In closing, AFOP wants to extend its best wishes to all who are suffering from the damage wrought by the recent hurricanes. AFOP is working closely with the Labor Department’s Employment Training Administration to coordinate any potential emergency relief for farmworkers. While early indications are that things on the ground may not be as bad as initially feared, we will continue our partnership with ETA officials to ensure the necessary and proper level of response.
After a late start caused by the delayed completion of the fiscal year 2017 spending process, congressional appropriators have begun moving fiscal year 2018 funding bills, including the Labor-HHS-Education measure that covers the National Farmworker Jobs Program (NFJP). The House version of the bill would cut NFJP by roughly $10 million to $72 million from the fiscal year 2017 level-funded amount of $82 million. Approved by subcommittee, the measure awaits full Appropriations Committee consideration. The Senate has not yet released its fiscal year 2018 legislation. The president earlier this year recommended to Congress that it terminate NFJP entirely.

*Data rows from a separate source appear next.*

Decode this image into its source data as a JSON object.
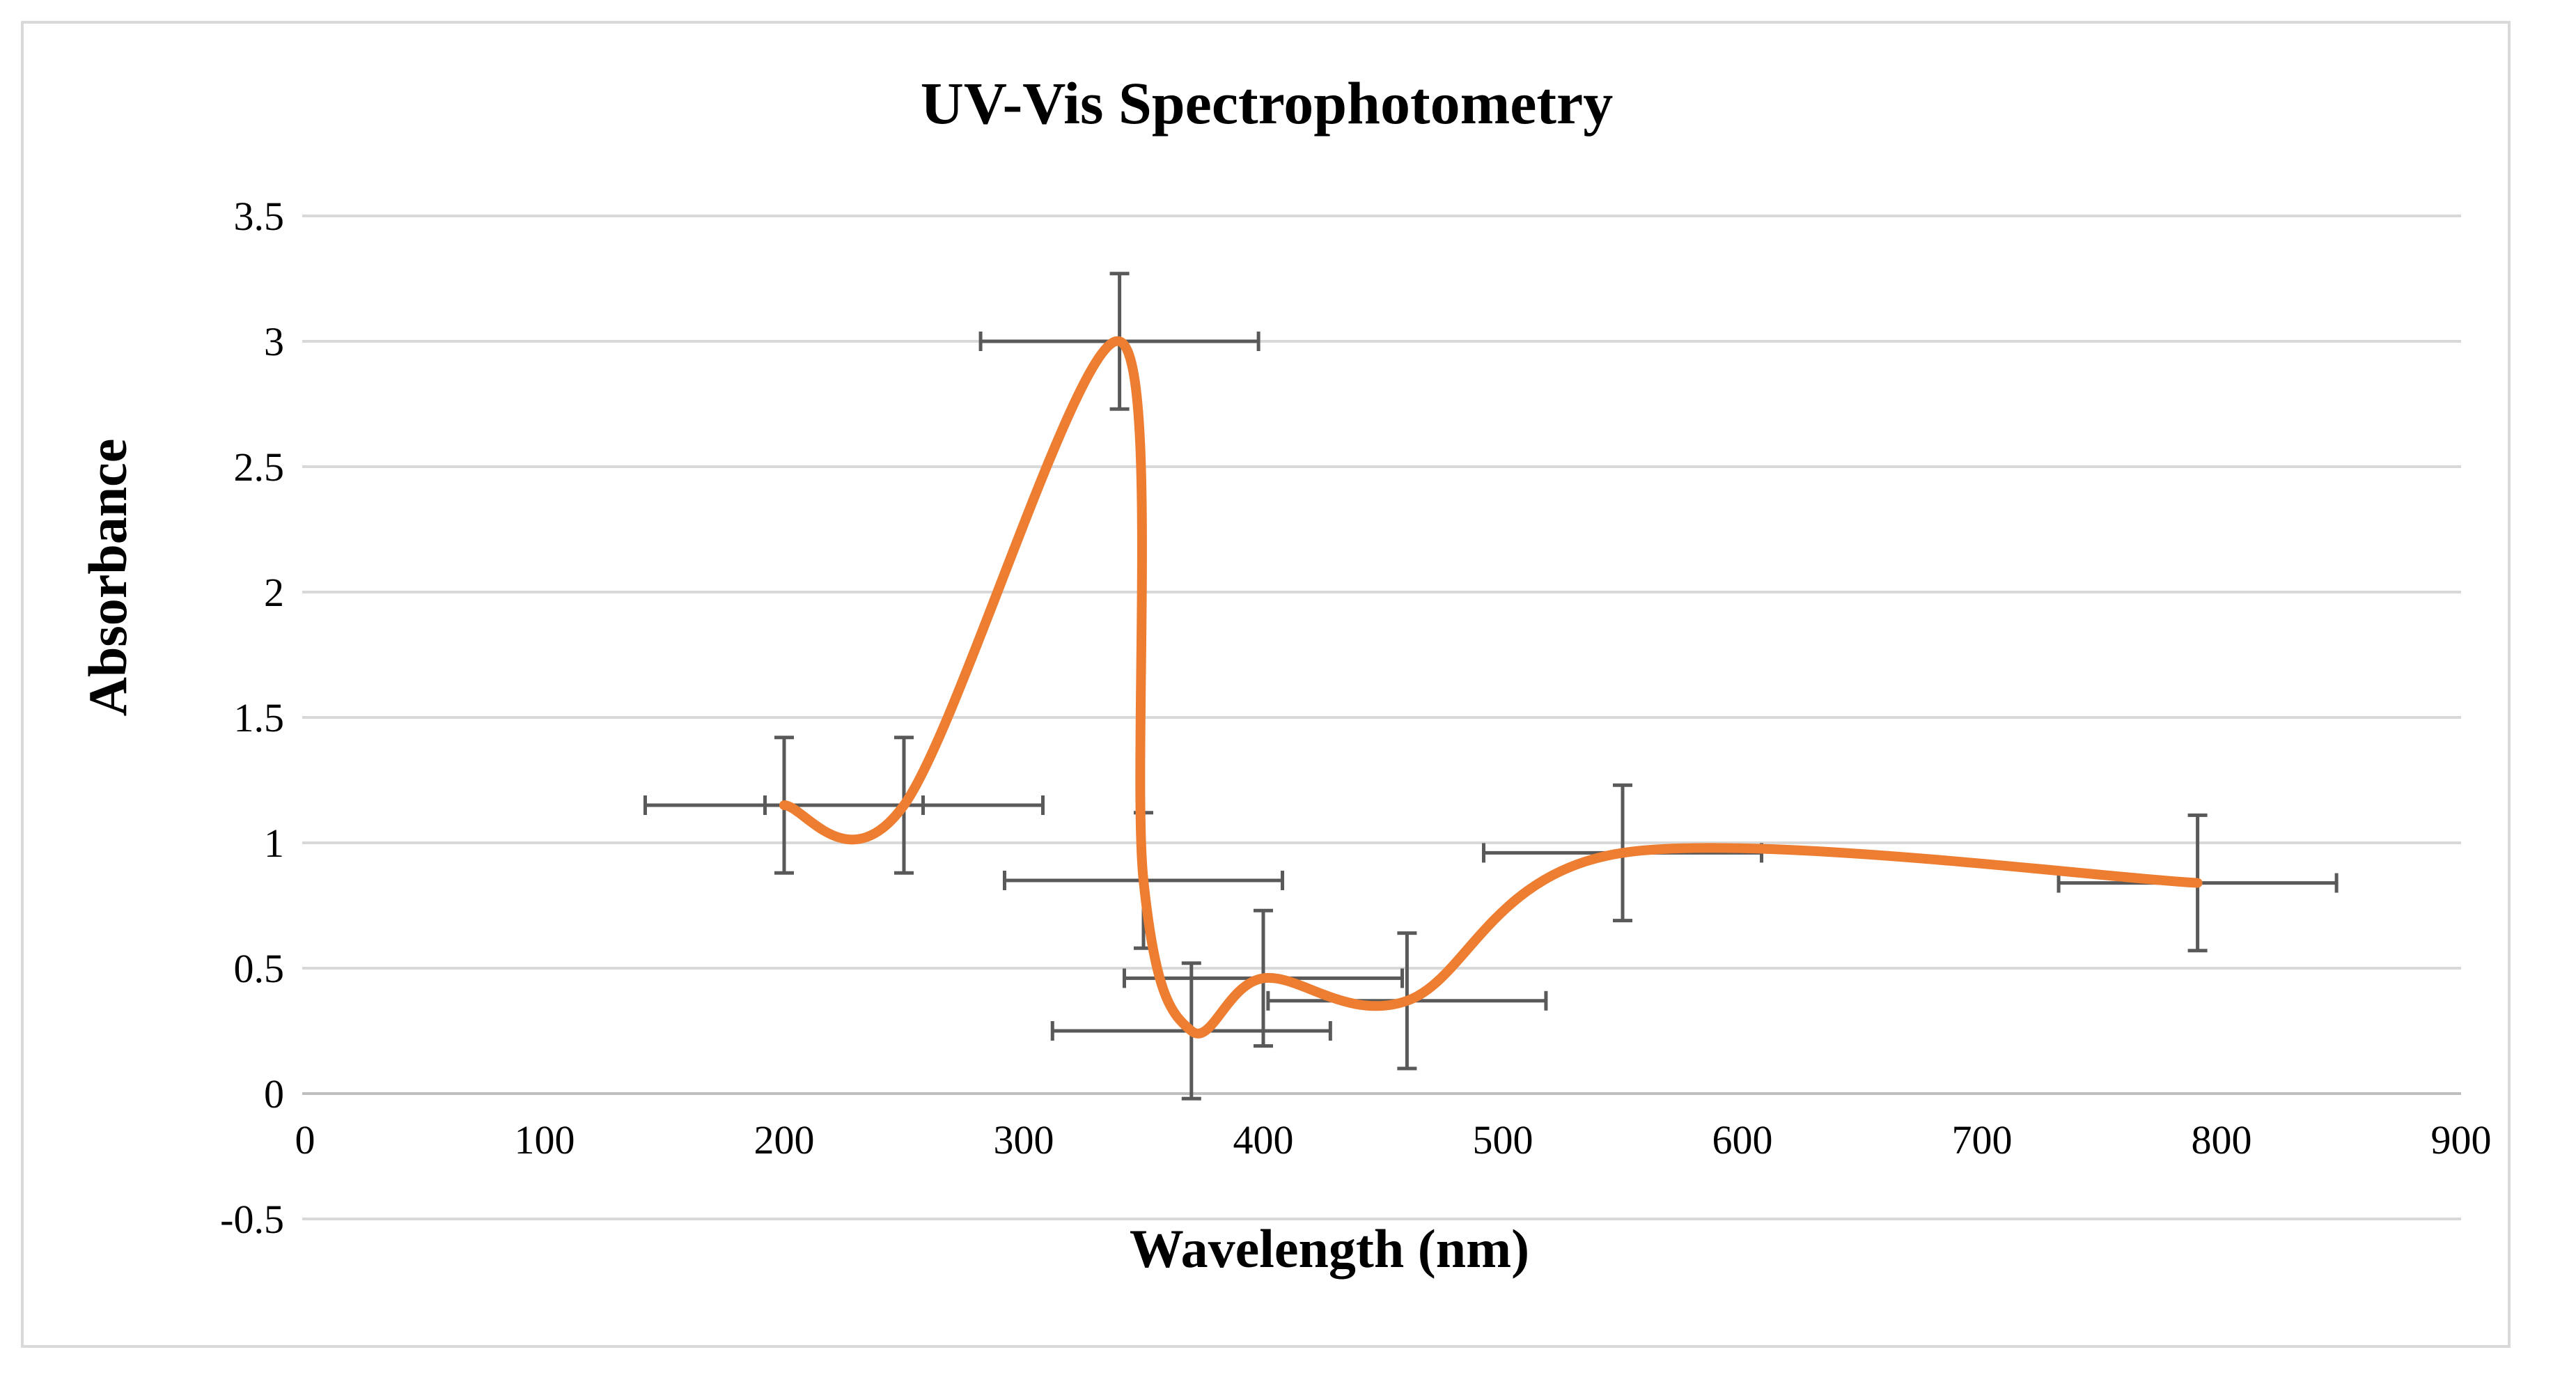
{
  "chart_data": {
    "type": "scatter",
    "title": "UV-Vis Spectrophotometry",
    "xlabel": "Wavelength (nm)",
    "ylabel": "Absorbance",
    "xlim": [
      0,
      900
    ],
    "ylim": [
      -0.5,
      3.5
    ],
    "x_ticks": [
      0,
      100,
      200,
      300,
      400,
      500,
      600,
      700,
      800,
      900
    ],
    "y_ticks": [
      -0.5,
      0,
      0.5,
      1,
      1.5,
      2,
      2.5,
      3,
      3.5
    ],
    "x_tick_labels": [
      "0",
      "100",
      "200",
      "300",
      "400",
      "500",
      "600",
      "700",
      "800",
      "900"
    ],
    "y_tick_labels": [
      "-0.5",
      "0",
      "0.5",
      "1",
      "1.5",
      "2",
      "2.5",
      "3",
      "3.5"
    ],
    "grid": "horizontal",
    "smooth_line": true,
    "series": [
      {
        "name": "Absorbance",
        "color": "#ed7d31",
        "error_bar_color": "#595959",
        "points": [
          {
            "x": 200,
            "y": 1.15,
            "x_err": 58,
            "y_err": 0.27
          },
          {
            "x": 250,
            "y": 1.15,
            "x_err": 58,
            "y_err": 0.27
          },
          {
            "x": 340,
            "y": 3.0,
            "x_err": 58,
            "y_err": 0.27
          },
          {
            "x": 350,
            "y": 0.85,
            "x_err": 58,
            "y_err": 0.27
          },
          {
            "x": 370,
            "y": 0.25,
            "x_err": 58,
            "y_err": 0.27
          },
          {
            "x": 400,
            "y": 0.46,
            "x_err": 58,
            "y_err": 0.27
          },
          {
            "x": 460,
            "y": 0.37,
            "x_err": 58,
            "y_err": 0.27
          },
          {
            "x": 550,
            "y": 0.96,
            "x_err": 58,
            "y_err": 0.27
          },
          {
            "x": 790,
            "y": 0.84,
            "x_err": 58,
            "y_err": 0.27
          }
        ]
      }
    ]
  }
}
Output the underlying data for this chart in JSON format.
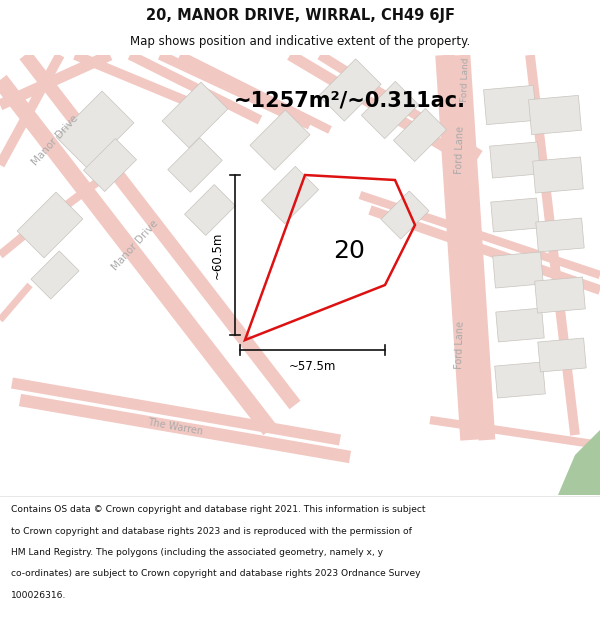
{
  "title": "20, MANOR DRIVE, WIRRAL, CH49 6JF",
  "subtitle": "Map shows position and indicative extent of the property.",
  "area_text": "~1257m²/~0.311ac.",
  "plot_number": "20",
  "dim_width": "~57.5m",
  "dim_height": "~60.5m",
  "map_bg": "#f8f6f4",
  "road_color": "#f2c8c2",
  "building_fill": "#e8e6e3",
  "building_stroke": "#c8c4be",
  "plot_stroke": "#dd1111",
  "green_patch_color": "#a8c8a0",
  "footer_lines": [
    "Contains OS data © Crown copyright and database right 2021. This information is subject",
    "to Crown copyright and database rights 2023 and is reproduced with the permission of",
    "HM Land Registry. The polygons (including the associated geometry, namely x, y",
    "co-ordinates) are subject to Crown copyright and database rights 2023 Ordnance Survey",
    "100026316."
  ],
  "road_label_color": "#aaaaaa",
  "dim_line_color": "#111111",
  "text_color": "#111111"
}
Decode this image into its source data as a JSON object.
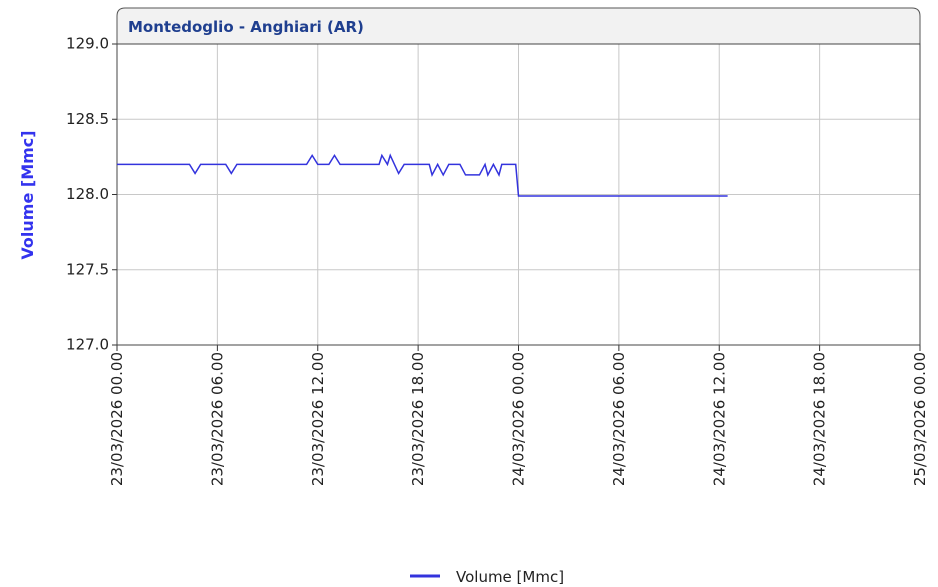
{
  "chart_data": {
    "type": "line",
    "title": "Montedoglio - Anghiari  (AR)",
    "y_label": "Volume [Mmc]",
    "xlim": [
      "2026-03-23T00:00",
      "2026-03-25T00:00"
    ],
    "xticks": [
      {
        "value": "2026-03-23T00:00",
        "label": "23/03/2026 00.00"
      },
      {
        "value": "2026-03-23T06:00",
        "label": "23/03/2026 06.00"
      },
      {
        "value": "2026-03-23T12:00",
        "label": "23/03/2026 12.00"
      },
      {
        "value": "2026-03-23T18:00",
        "label": "23/03/2026 18.00"
      },
      {
        "value": "2026-03-24T00:00",
        "label": "24/03/2026 00.00"
      },
      {
        "value": "2026-03-24T06:00",
        "label": "24/03/2026 06.00"
      },
      {
        "value": "2026-03-24T12:00",
        "label": "24/03/2026 12.00"
      },
      {
        "value": "2026-03-24T18:00",
        "label": "24/03/2026 18.00"
      },
      {
        "value": "2026-03-25T00:00",
        "label": "25/03/2026 00.00"
      }
    ],
    "ylim": [
      127.0,
      129.0
    ],
    "yticks": [
      {
        "value": 127.0,
        "label": "127.0"
      },
      {
        "value": 127.5,
        "label": "127.5"
      },
      {
        "value": 128.0,
        "label": "128.0"
      },
      {
        "value": 128.5,
        "label": "128.5"
      },
      {
        "value": 129.0,
        "label": "129.0"
      }
    ],
    "grid": true,
    "legend": "bottom",
    "x": [
      "2026-03-23T00:00",
      "2026-03-23T04:20",
      "2026-03-23T04:40",
      "2026-03-23T05:00",
      "2026-03-23T06:30",
      "2026-03-23T06:50",
      "2026-03-23T07:10",
      "2026-03-23T11:20",
      "2026-03-23T11:40",
      "2026-03-23T12:00",
      "2026-03-23T12:40",
      "2026-03-23T13:00",
      "2026-03-23T13:20",
      "2026-03-23T15:40",
      "2026-03-23T15:50",
      "2026-03-23T16:10",
      "2026-03-23T16:20",
      "2026-03-23T16:50",
      "2026-03-23T17:10",
      "2026-03-23T18:40",
      "2026-03-23T18:50",
      "2026-03-23T19:10",
      "2026-03-23T19:30",
      "2026-03-23T19:50",
      "2026-03-23T20:30",
      "2026-03-23T20:50",
      "2026-03-23T21:40",
      "2026-03-23T22:00",
      "2026-03-23T22:10",
      "2026-03-23T22:30",
      "2026-03-23T22:50",
      "2026-03-23T23:00",
      "2026-03-23T23:50",
      "2026-03-24T00:00",
      "2026-03-24T12:30"
    ],
    "series": [
      {
        "name": "Volume [Mmc]",
        "color": "#3333dd",
        "values": [
          128.2,
          128.2,
          128.14,
          128.2,
          128.2,
          128.14,
          128.2,
          128.2,
          128.26,
          128.2,
          128.2,
          128.26,
          128.2,
          128.2,
          128.26,
          128.2,
          128.26,
          128.14,
          128.2,
          128.2,
          128.13,
          128.2,
          128.13,
          128.2,
          128.2,
          128.13,
          128.13,
          128.2,
          128.13,
          128.2,
          128.13,
          128.2,
          128.2,
          127.99,
          127.99
        ]
      }
    ]
  }
}
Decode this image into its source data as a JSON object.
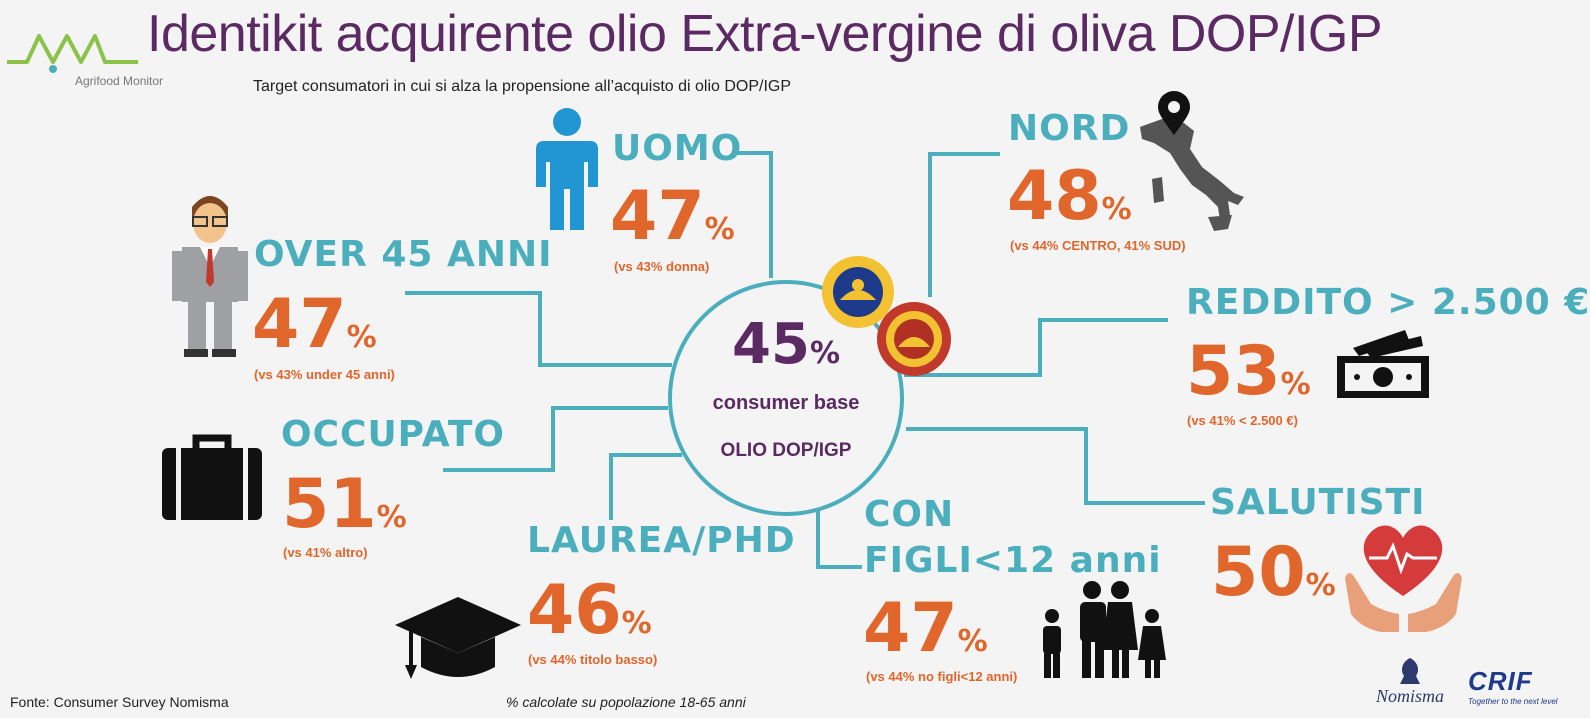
{
  "title": "Identikit acquirente olio Extra-vergine di oliva DOP/IGP",
  "subtitle": "Target consumatori in cui si alza la propensione all’acquisto di olio DOP/IGP",
  "logo_left": "Agrifood Monitor",
  "center": {
    "value": "45",
    "symbol": "%",
    "line1": "consumer base",
    "line2": "OLIO DOP/IGP"
  },
  "segments": {
    "uomo": {
      "label": "UOMO",
      "value": "47",
      "symbol": "%",
      "comparison": "(vs 43% donna)"
    },
    "over45": {
      "label": "OVER 45 ANNI",
      "value": "47",
      "symbol": "%",
      "comparison": "(vs 43% under 45 anni)"
    },
    "occupato": {
      "label": "OCCUPATO",
      "value": "51",
      "symbol": "%",
      "comparison": "(vs 41% altro)"
    },
    "laurea": {
      "label": "LAUREA/PHD",
      "value": "46",
      "symbol": "%",
      "comparison": "(vs 44% titolo basso)"
    },
    "nord": {
      "label": "NORD",
      "value": "48",
      "symbol": "%",
      "comparison": "(vs 44% CENTRO, 41% SUD)"
    },
    "reddito": {
      "label": "REDDITO > 2.500 €",
      "value": "53",
      "symbol": "%",
      "comparison": "(vs 41% < 2.500 €)"
    },
    "salutisti": {
      "label": "SALUTISTI",
      "value": "50",
      "symbol": "%",
      "comparison": ""
    },
    "figli": {
      "label1": "CON",
      "label2": "FIGLI<12 anni",
      "value": "47",
      "symbol": "%",
      "comparison": "(vs 44% no figli<12 anni)"
    }
  },
  "footer": {
    "source": "Fonte:  Consumer Survey Nomisma",
    "note": "% calcolate su popolazione 18-65 anni"
  },
  "logos_right": {
    "nomisma": "Nomisma",
    "crif": "CRIF",
    "crif_tagline": "Together to the next level"
  },
  "colors": {
    "title": "#5b2a63",
    "label": "#4aaebd",
    "value": "#e0662b",
    "icon_blue": "#2196d3"
  },
  "icons": [
    "man-icon",
    "businessman-icon",
    "briefcase-icon",
    "graduation-cap-icon",
    "italy-map-icon",
    "location-pin-icon",
    "money-icon",
    "heart-hands-icon",
    "family-icon",
    "igp-seal-icon",
    "dop-seal-icon"
  ]
}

Looking at the big picture, the House recently passed a fiscal year 2018 “minibus” appropriations measure that includes $658 billion for national defense, though the topline exceeds the spending cap set by the 2011 Budget Control Act by $72 billion.The bill would fund the Defense Department’s base budget at $584 billion and its Overseas Contingency Operations account at $74 billion. The base budget funding is $68 billion above what was enacted in fiscal year 2017 and $18 billion more than what the Trump Administration sought for fiscal year 2018.
The Senate Appropriations Committee announced recently, however, that it is writing a defense spending bill that, unlike the House version, adheres to the BCA in the hopes of hashing out a bipartisan deal to raise the caps. Such an agreement, like past agreements, could provide much-needed cap relief for non-defense discretionary program funding. Should that occur, NFJP will be in a much stronger position to win the appropriations it needs to continue providing the nation’s struggling agricultural workers the hand up they need to help themselves going forward.